In the case of Animoji, it already takes advantage of the facial tracking elements of TrueDepth camera-equipped iPhones, making it feasible for Apple to add in emotion recognition. The voice recognition capabilities, as already demonstrated by the existence of Siri, also lends itself to the audio-tampering elements of the patent application.

Comments

  • Reply 1 of 12
    I wonder if there's going to be a fart sound... when you make "that" face.  :D
    rossb2
  • Reply 2 of 12
    ivanhivanh Posts: 236member
    Is it considered an innovation or a “wow” factor? It’s not even a nice-to-have feature. 👎
    dysamoria
  • Reply 3 of 12
    entropysentropys Posts: 1,374member
    I. Can’t. Wait.
    rossb2dysamoria
  • Reply 4 of 12
    I wonder if there's going to be a fart sound... when you make "that" face.  :D
    well they have an animoji that is a big turd already, so your suggestion is just one step further. classy.... Just what you want on a premium phone LOL
  • Reply 5 of 12
    although animoji seems like vapourware now, think about how this technology could evolve. Virtual assistants? AI bots answering calls for corporations?
    dewme
  • Reply 6 of 12
    entropysentropys Posts: 1,374member
    If I am attracted to my wife’s Animoji, am I being unfaithful?
  • Reply 7 of 12
    I get why Apple added this feature - it sells phones to certain segments. But it is so frustrating to see effort put into this type of feature rather than improve/fix Siri.
    beowulfschmidtdysamoria
  • Reply 8 of 12
    dewmedewme Posts: 1,798member
    What's the end game here? Are we slowly moving towards a universal hieroglyphic language standard? Not trying to be silly here. We already have a few instances where emoji-like visuals are used for concrete communication, like crosswalks and warning signs for certain hazards, e.g., falling over cliff, fingers crushed in machinery gears, etc. If so this would require individuals participating in emoji based communication to always have a device with visual rendering capability within reach, which would be a boon to companies like Apple.Emoji is unlikely to be adopted as a primary language but it could be a universal secondary language and a bridge between existing languages. I guess we'll know where this is going if or when a standard set of syntax rules for Emoji are published, e.g., does the poop pile go before or after the cartoon human character?
  • Reply 9 of 12
    Mike WuertheleMike Wuerthele Posts: 3,715administrator
    Fatman said:
    I get why Apple added this feature - it sells phones to certain segments. But it is so frustrating to see effort put into this type of feature rather than improve/fix Siri.
    I don't think the Animoji crew of developers are the same folks that work on Siri.
  • Reply 10 of 12
    dysamoriadysamoria Posts: 1,858member
    Imagine where this might go: some day we might have face and voice communication that looks photographic and sounds like us!

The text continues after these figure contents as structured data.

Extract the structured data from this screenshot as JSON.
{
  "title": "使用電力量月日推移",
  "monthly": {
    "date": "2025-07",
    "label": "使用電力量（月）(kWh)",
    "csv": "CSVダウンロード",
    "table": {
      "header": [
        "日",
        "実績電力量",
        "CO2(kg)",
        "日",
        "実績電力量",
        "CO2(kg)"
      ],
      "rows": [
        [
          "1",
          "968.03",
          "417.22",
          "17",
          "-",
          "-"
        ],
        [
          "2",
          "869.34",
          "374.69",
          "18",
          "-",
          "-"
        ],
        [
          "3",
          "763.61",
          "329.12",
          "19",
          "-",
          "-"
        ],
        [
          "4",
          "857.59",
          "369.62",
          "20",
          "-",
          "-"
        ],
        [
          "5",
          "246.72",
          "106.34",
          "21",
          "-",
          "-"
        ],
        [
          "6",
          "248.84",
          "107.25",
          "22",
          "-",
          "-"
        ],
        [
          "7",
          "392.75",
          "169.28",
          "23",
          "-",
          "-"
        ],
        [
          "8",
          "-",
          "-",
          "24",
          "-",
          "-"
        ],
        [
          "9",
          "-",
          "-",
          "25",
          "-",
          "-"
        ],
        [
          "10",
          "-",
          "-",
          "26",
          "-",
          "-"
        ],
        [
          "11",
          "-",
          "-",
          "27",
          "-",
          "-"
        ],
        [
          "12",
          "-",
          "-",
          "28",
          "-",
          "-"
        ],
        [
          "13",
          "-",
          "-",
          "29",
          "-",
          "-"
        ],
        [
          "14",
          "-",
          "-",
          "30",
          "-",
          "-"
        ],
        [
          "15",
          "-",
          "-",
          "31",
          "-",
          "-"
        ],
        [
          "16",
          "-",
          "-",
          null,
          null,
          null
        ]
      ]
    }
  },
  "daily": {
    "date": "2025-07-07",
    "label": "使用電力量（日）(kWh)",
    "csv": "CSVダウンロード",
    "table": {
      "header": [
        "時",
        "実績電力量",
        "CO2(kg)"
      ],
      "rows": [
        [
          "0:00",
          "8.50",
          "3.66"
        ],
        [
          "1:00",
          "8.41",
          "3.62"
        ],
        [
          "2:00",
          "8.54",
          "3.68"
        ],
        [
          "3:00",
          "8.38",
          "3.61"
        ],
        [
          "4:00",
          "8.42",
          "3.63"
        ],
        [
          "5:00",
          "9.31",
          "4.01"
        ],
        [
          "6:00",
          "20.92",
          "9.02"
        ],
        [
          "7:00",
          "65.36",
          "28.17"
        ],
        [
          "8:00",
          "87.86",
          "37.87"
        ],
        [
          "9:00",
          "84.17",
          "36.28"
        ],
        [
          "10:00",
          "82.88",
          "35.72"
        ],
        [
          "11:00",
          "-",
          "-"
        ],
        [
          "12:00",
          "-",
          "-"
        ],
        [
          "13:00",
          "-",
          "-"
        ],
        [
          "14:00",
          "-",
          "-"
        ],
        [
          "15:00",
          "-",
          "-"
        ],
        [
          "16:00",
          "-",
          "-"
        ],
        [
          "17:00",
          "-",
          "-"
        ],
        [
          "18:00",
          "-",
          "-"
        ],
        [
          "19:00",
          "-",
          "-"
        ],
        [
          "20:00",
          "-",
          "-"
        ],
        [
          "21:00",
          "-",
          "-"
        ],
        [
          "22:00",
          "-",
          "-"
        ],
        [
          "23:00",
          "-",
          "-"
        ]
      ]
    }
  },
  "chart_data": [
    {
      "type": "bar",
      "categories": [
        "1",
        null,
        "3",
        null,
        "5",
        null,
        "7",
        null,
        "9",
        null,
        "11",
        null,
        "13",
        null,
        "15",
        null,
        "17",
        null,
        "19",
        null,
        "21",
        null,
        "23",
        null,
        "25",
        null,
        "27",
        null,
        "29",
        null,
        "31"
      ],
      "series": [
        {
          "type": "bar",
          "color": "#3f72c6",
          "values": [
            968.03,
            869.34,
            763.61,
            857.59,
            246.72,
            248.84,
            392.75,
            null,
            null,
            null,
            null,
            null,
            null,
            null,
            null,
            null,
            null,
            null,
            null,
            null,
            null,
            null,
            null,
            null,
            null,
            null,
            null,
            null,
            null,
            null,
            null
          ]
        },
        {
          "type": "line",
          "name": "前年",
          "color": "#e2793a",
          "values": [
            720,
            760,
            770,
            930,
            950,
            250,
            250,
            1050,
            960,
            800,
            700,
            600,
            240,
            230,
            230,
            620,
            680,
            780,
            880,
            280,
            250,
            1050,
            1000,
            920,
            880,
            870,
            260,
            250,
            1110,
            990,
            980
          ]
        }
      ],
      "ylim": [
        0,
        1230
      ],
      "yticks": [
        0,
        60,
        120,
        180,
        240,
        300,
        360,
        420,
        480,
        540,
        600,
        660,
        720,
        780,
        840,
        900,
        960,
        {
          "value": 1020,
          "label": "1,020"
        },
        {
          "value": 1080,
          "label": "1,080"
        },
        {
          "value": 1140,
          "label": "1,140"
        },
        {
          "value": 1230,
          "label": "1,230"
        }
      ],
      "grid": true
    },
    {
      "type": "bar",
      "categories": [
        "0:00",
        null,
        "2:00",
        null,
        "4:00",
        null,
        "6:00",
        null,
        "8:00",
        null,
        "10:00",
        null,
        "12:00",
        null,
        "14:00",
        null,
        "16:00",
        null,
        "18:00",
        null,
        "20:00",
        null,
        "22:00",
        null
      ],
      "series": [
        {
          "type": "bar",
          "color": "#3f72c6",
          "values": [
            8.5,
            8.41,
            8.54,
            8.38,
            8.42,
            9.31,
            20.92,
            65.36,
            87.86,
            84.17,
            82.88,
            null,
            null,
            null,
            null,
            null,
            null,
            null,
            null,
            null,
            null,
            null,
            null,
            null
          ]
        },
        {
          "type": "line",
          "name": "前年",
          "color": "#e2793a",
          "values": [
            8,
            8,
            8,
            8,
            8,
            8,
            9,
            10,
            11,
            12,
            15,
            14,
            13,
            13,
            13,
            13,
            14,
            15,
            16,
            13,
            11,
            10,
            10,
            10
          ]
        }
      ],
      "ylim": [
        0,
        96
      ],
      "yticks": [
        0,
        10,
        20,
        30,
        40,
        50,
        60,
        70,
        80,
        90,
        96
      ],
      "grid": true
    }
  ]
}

    Oh wait. We HAVE that now.

    This crap just keeps wasting resources and bloating the OS. “Please keep buying the same product again and again every year!”, pleads Apple, “our shareholders expect perpetual growth!”
  • Reply 11 of 12
    FatmanFatman Posts: 180member
    Fatman said:
    I get why Apple added this feature - it sells phones to certain segments. But it is so frustrating to see effort put into this type of feature rather than improve/fix Siri.
    I don't think the Animoji crew of developers are the same folks that work on Siri.
    I guess my point is, maybe there shouldn't be an animoji team, until they nail the more important software features & hardware functions. I'd rather have Apple invest in resources for Siri development, Apple maps improvements, better battery life, or next gen displays, than having a team working on tracking and animating people's tongues!
  • Reply 12 of 12
    Its the next logical approach. Tweaking your voice would add fun to the fun characters, lets face it, not everyone is very good at impersonations so this could be a quite feature.